No, she thought. It doesn’t. Even now, she could hear Teresa Larosche’s words thundering through her head, clear as a bell: And do you want to hear something ridiculous? After a while, he started to convince me of it. And I started to think, shit, what if he’s right? He seems so certain, what if he’s right? Soon, I started waking myself up just to go around the house and make sure the doors were all locked. And, see, that freaked me out even more because, you know, just like I said—what if his dementia was contagious? What if it had somehow seeped into me?
“It doesn’t sound ridiculous at all,” she said. “Not after last night.”
“She asked to speak with you.”
“Teresa?”
“Normally, we wouldn’t bother, but in this case . . . well, it would be strictly for your benefit, not hers. Unless you don’t want to, of course.”
She didn’t know how to feel about this.
“I just thought you might have some questions,” Detective Freeling said. “This whole thing came out of nowhere. I just thought it might do you some good. Like I said, she’s been cooperative. She hasn’t even requested an attorney, despite her boyfriend’s protestations.”
“Toby,” she said.
“Ah, you’ve met the inimitable Toby.”
“No. Teresa mentioned him the day we met.”
“He’s a piece of work.” He stood up. “Like I said, Mrs. Genarro, it’s up to you. If you just want to get home, I’ll have Freddy take you back right now.”
“No,” she said. “I’d like to speak with her.”
Chapter 29
Teresa Larosche sat in a cell by herself at the end of a cellblock that was rank with the stink of perspiration. Detective Freeling led Laurie down the cellblock past other jailed offenders, each one looking like a caged animal awaiting euthanasia. There was a folding chair set up in the hall facing Teresa’s cell. It reminded her of when Jodie Foster went to talk with Anthony Hopkins’s character in The Silence of the Lambs.
Teresa Larosche was seated on a bench, her head down, her bleached hair hanging over her eyes. She wasn’t wearing the Hannibal Lecter–style jumpsuit that would have completed the visual, but a plain black T-shirt and jeans. The laces had been removed from her sneakers and she wore none of the jewelry she had worn on the day Laurie had met her for coffee. When the young woman looked up at her, she could see that there was no makeup on her face, either. Her eyes looked haunted.

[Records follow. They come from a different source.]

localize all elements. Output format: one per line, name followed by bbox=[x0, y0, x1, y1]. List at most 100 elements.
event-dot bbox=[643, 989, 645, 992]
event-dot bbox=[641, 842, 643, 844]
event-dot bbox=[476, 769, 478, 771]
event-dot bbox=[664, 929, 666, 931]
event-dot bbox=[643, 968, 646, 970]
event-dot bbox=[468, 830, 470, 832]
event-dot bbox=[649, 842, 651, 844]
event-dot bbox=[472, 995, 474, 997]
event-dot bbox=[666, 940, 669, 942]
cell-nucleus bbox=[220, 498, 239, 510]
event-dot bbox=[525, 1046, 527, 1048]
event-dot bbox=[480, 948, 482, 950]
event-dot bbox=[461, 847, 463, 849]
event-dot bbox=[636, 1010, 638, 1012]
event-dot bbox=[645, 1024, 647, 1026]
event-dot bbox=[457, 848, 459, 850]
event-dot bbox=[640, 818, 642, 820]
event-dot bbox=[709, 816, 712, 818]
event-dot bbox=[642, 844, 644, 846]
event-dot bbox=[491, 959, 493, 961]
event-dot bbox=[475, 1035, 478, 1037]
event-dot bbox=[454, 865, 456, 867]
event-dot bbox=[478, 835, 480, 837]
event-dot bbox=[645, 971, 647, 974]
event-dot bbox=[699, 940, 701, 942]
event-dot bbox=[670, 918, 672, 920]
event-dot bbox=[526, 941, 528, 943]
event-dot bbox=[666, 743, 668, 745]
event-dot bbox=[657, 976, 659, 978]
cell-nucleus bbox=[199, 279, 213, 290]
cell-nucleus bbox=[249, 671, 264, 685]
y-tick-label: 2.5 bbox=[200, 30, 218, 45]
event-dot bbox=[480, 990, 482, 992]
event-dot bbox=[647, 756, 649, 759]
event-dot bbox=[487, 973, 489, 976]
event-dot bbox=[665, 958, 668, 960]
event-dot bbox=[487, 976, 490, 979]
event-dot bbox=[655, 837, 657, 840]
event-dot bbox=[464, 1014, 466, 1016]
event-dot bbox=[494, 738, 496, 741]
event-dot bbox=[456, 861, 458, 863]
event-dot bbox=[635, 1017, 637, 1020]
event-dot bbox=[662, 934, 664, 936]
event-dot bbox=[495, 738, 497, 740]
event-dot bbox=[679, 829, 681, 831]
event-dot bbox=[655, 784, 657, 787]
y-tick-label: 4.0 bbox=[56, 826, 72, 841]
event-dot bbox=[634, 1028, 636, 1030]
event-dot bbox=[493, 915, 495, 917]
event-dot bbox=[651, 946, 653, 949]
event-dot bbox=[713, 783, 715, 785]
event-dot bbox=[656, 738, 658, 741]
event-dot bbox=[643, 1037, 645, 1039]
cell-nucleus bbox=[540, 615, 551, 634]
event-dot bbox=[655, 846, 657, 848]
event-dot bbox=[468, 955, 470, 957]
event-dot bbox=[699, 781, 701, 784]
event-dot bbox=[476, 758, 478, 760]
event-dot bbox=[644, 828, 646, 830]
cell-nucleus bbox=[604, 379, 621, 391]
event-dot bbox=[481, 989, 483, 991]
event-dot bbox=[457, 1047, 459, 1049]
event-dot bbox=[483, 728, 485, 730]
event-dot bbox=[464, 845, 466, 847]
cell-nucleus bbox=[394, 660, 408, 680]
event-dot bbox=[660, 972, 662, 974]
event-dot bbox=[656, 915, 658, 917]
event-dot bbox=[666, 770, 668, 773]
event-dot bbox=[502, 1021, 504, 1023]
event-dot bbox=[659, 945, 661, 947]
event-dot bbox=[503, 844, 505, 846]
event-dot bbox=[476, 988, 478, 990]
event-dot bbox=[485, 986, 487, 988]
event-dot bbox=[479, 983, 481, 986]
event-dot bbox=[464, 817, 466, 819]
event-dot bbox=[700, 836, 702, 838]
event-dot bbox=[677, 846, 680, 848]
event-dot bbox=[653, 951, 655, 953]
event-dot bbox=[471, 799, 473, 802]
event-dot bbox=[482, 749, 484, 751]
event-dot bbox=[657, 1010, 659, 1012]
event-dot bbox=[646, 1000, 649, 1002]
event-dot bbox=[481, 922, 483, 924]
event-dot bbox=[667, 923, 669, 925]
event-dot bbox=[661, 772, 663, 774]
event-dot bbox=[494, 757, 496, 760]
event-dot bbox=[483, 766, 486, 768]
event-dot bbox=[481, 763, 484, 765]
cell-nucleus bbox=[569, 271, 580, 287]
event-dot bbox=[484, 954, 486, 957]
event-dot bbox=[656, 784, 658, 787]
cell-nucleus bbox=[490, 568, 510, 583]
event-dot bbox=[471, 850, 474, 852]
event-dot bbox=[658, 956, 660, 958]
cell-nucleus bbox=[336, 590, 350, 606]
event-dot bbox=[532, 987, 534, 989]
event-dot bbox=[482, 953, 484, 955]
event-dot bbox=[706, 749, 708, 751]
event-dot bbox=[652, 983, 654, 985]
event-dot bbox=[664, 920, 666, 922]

Detective Freeling placed a hand on Laurie’s shoulder. “When you’re finished, just come back down the hall and push the intercom button by the door.” He smelled like aftershave lotion.
“Okay. Thanks.”
Once Detective Freeling was halfway down the hall, Laurie sat in the folding chair. In the cell, Teresa’s eyes were red, bleary orbs that leaked wet tracks down her cheeks. She looked much older than the woman whom Laurie had met at the Brickfront coffee shop, though only slightly more frightened.
“I’m sorry for lying to you,” Teresa said.
“But not for killing my father,” Laurie said. “Why did you do it?”
“Because he was poisoning me. Because he was getting into my head and I had to stop him from doing that.”
“Why didn’t you just quit?”
“It wouldn’t have done any good. Even when I wasn’t there—you know, during the day—it was like he was still inside my head. Remember that movie I told you about? The crazy guy and the psychiatrist or whatever?”
“I remember.”
“You know what I’m talking about, don’t you? You feel it, too.”
“In the next few days, there will be a story in the news about my father. I can’t tell you about it now, but you’ll know what it is when it happens. So while I don’t know exactly what you’re talking about, it isn’t hard for me to comprehend just how horrible he might have been toward you. Believe me on that.”